The esophagus is perfused directly by prominent arteries and may provide a more consistent tissue source for pulse oximetry. The goal of this study was to evaluate the sensitivity and accuracy of an esophageal pulse oximetry probe on patients during controlled hypoxemia in comparison to measurements obtained with conventional pulse oximetry (SpulseO(2)). Forty-five ASA I-II adult patients were included in this prospective observational study. Nellcor digital oximetric probes were placed on finger tips for SpulseO(2) before anesthesia. After tracheal intubation, an esophageal probe was placed in the lower segment of the esophagus for esophageal oximetric monitoring (SoesO(2)). All patients were disconnected from the breathing circuit to establish a controlled hypoxemia, and were re-connected to the breathing circuit and ventilated with 100% oxygen immediately when SoesO(2) dropped to 90%. Matched SoesO(2) and SpulseO(2) readings were recorded when SoesO(2) measurements were at 100%, 95%, 90% and the lowest reading. The time for SoesO(2) and SpulseO(2) to drop from 100% to 95%, 90% and return to 100% was recorded.

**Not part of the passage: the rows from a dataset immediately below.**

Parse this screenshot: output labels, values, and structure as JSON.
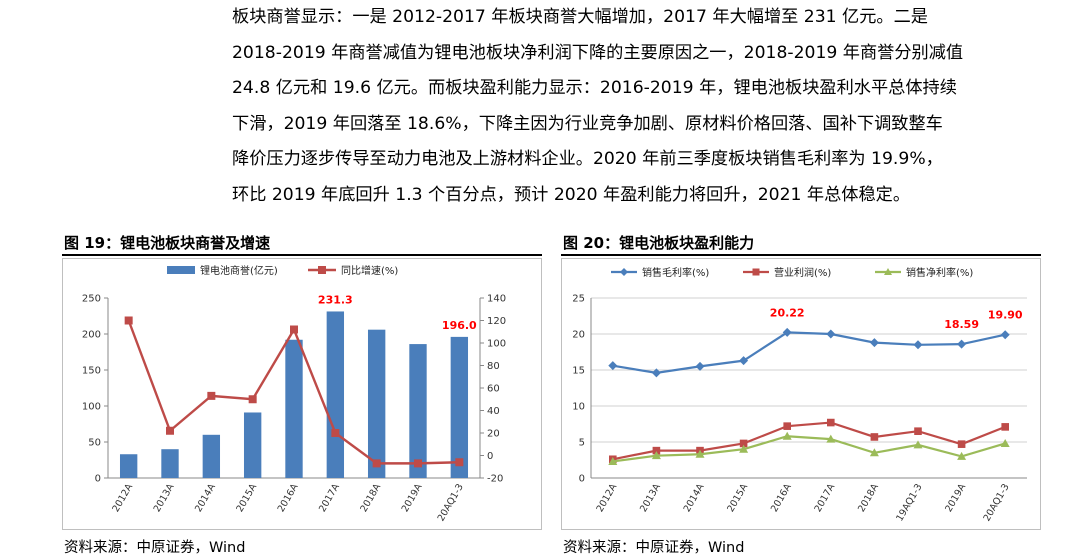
{
  "paragraph": [
    "板块商誉显示：一是 2012-2017 年板块商誉大幅增加，2017 年大幅增至 231 亿元。二是",
    "2018-2019 年商誉减值为锂电池板块净利润下降的主要原因之一，2018-2019 年商誉分别减值",
    "24.8 亿元和 19.6 亿元。而板块盈利能力显示：2016-2019 年，锂电池板块盈利水平总体持续",
    "下滑，2019 年回落至 18.6%，下降主因为行业竞争加剧、原材料价格回落、国补下调致整车",
    "降价压力逐步传导至动力电池及上游材料企业。2020 年前三季度板块销售毛利率为 19.9%，",
    "环比 2019 年底回升 1.3 个百分点，预计 2020 年盈利能力将回升，2021 年总体稳定。"
  ],
  "figure19": {
    "title": "图 19：锂电池板块商誉及增速",
    "source": "资料来源：中原证券，Wind"
  },
  "figure20": {
    "title": "图 20：锂电池板块盈利能力",
    "source": "资料来源：中原证券，Wind"
  },
  "colors": {
    "bar": "#4a7ebb",
    "growth": "#be4b48",
    "gross": "#4a7ebb",
    "operating": "#be4b48",
    "net": "#9bbb59",
    "annotation": "#ff0000"
  },
  "chart_data": [
    {
      "id": "fig19",
      "type": "bar",
      "title": "图 19：锂电池板块商誉及增速",
      "categories": [
        "2012A",
        "2013A",
        "2014A",
        "2015A",
        "2016A",
        "2017A",
        "2018A",
        "2019A",
        "20AQ1-3"
      ],
      "series": [
        {
          "name": "锂电池商誉(亿元)",
          "type": "bar",
          "axis": "left",
          "values": [
            33,
            40,
            60,
            91,
            192,
            231.3,
            206,
            186,
            196.0
          ]
        },
        {
          "name": "同比增速(%)",
          "type": "line",
          "axis": "right",
          "values": [
            120,
            22,
            53,
            50,
            112,
            20,
            -7,
            -7,
            -6
          ]
        }
      ],
      "ylim_left": [
        0,
        250
      ],
      "yticks_left": [
        0,
        50,
        100,
        150,
        200,
        250
      ],
      "ylim_right": [
        -20,
        140
      ],
      "yticks_right": [
        -20,
        0,
        20,
        40,
        60,
        80,
        100,
        120,
        140
      ],
      "annotations": [
        {
          "text": "231.3",
          "category_index": 5,
          "series": 0
        },
        {
          "text": "196.0",
          "category_index": 8,
          "series": 0
        }
      ],
      "legend": "top"
    },
    {
      "id": "fig20",
      "type": "line",
      "title": "图 20：锂电池板块盈利能力",
      "categories": [
        "2012A",
        "2013A",
        "2014A",
        "2015A",
        "2016A",
        "2017A",
        "2018A",
        "19AQ1-3",
        "2019A",
        "20AQ1-3"
      ],
      "series": [
        {
          "name": "销售毛利率(%)",
          "values": [
            15.6,
            14.6,
            15.5,
            16.3,
            20.22,
            20.0,
            18.8,
            18.5,
            18.59,
            19.9
          ]
        },
        {
          "name": "营业利润(%)",
          "values": [
            2.6,
            3.8,
            3.8,
            4.8,
            7.2,
            7.7,
            5.7,
            6.5,
            4.7,
            7.1
          ]
        },
        {
          "name": "销售净利率(%)",
          "values": [
            2.3,
            3.1,
            3.3,
            4.0,
            5.8,
            5.4,
            3.5,
            4.6,
            3.0,
            4.8
          ]
        }
      ],
      "ylim": [
        0,
        25
      ],
      "yticks": [
        0,
        5,
        10,
        15,
        20,
        25
      ],
      "grid": true,
      "annotations": [
        {
          "text": "20.22",
          "category_index": 4,
          "series": 0
        },
        {
          "text": "18.59",
          "category_index": 8,
          "series": 0
        },
        {
          "text": "19.90",
          "category_index": 9,
          "series": 0
        }
      ],
      "legend": "top"
    }
  ]
}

Oxygen saturation from arterial blood samples (SartO(2)) was also measured at each time point respectively. The linear correlation coefficient of the regression analysis between SartO(2) and SoesO(2) was 0.954. The mean ± 2SD of the difference was 0.3% ± 4.3% for SoesO(2) vs. SartO(2) and 6.8% ± 5.6% for SpulseO(2) vs. SartO(2) (P < 0.001). The 95% confidence interval for the absolute difference between SoesO(2) and SartO(2) was 0.3% to 0.7% and 6.2% to 7.4% between SpulseO(2) and SartO(2). The time to reach 90% saturation measured with SoesO(2) was approximately 94 seconds earlier than the SpulseO(2) (P < 0.001). In conclusion, SoesO(2) is more accurate and enables earlier detection of hypoxemia when compared to conventional pulse oximetry during hypoxemia for patients undergoing general anesthesia.

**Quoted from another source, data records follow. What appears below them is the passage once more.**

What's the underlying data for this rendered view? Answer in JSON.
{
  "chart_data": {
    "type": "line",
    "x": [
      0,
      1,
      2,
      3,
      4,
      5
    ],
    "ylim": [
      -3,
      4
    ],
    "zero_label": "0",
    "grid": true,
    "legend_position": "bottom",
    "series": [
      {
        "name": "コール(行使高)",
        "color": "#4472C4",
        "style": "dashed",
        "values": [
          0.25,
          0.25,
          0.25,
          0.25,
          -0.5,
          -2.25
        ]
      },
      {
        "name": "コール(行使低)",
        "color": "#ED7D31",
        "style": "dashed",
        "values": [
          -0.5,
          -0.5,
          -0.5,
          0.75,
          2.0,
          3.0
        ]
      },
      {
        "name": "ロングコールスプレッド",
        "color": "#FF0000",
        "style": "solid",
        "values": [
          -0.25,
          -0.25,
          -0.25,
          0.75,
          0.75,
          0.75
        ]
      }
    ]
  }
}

食管由明显的动脉直接灌注,可为脉搏血氧饱和度提供更一致的组织来源。本研究的目的是评估在控制低氧血症期间食管脉搏血氧饱和度探头在患者中的敏感性和准确性,并与传统脉搏血氧饱和度(SpulseO(2))的测量值进行比较。本前瞻性观察研究纳入了 45 名 ASA I-II 级成年患者。在麻醉前,Nellcor 数字血氧计探头置于指尖进行 SpulseO(2)测量。气管插管后,将食管探头置于食管下段进行食管血氧饱和度监测(SoesO(2))。所有患者均与呼吸回路断开以建立控制低氧血症,并在 SoesO(2)降至 90%时立即重新连接呼吸回路并使用 100%氧气通气。当 SoesO(2)测量值为 100%、95%、90%和最低读数时,记录匹配的 SoesO(2)和 SpulseO(2)读数。记录从 100%降至 95%、90%和恢复至 100%时 SoesO(2)和 SpulseO(2)的时间。在每个时间点还分别测量动脉血样中的氧饱和度(SartO(2))。SartO(2)和 SoesO(2)之间回归分析的线性相关系数为 0.954。SoesO(2)与 SartO(2)的差值平均值±2SD 为 0.3%±4.3%,SpulseO(2)与 SartO(2)的差值平均值±2SD 为 6.8%±5.6%(P<0.001)。SoesO(2)与 SartO(2)之间绝对差值的 95%置信区间为 0.3%至 0.7%,SpulseO(2)与 SartO(2)之间绝对差值的 95%置信区间为 6.2%至 7.4%。使用 SoesO(2)测量达到 90%饱和度的时间比 SpulseO(2)大约早 94 秒(P<0.001)。总之,与全身麻醉患者低氧血症期间的传统脉搏血氧饱和度相比,SoesO(2)更准确,并能更早地检测到低氧血症。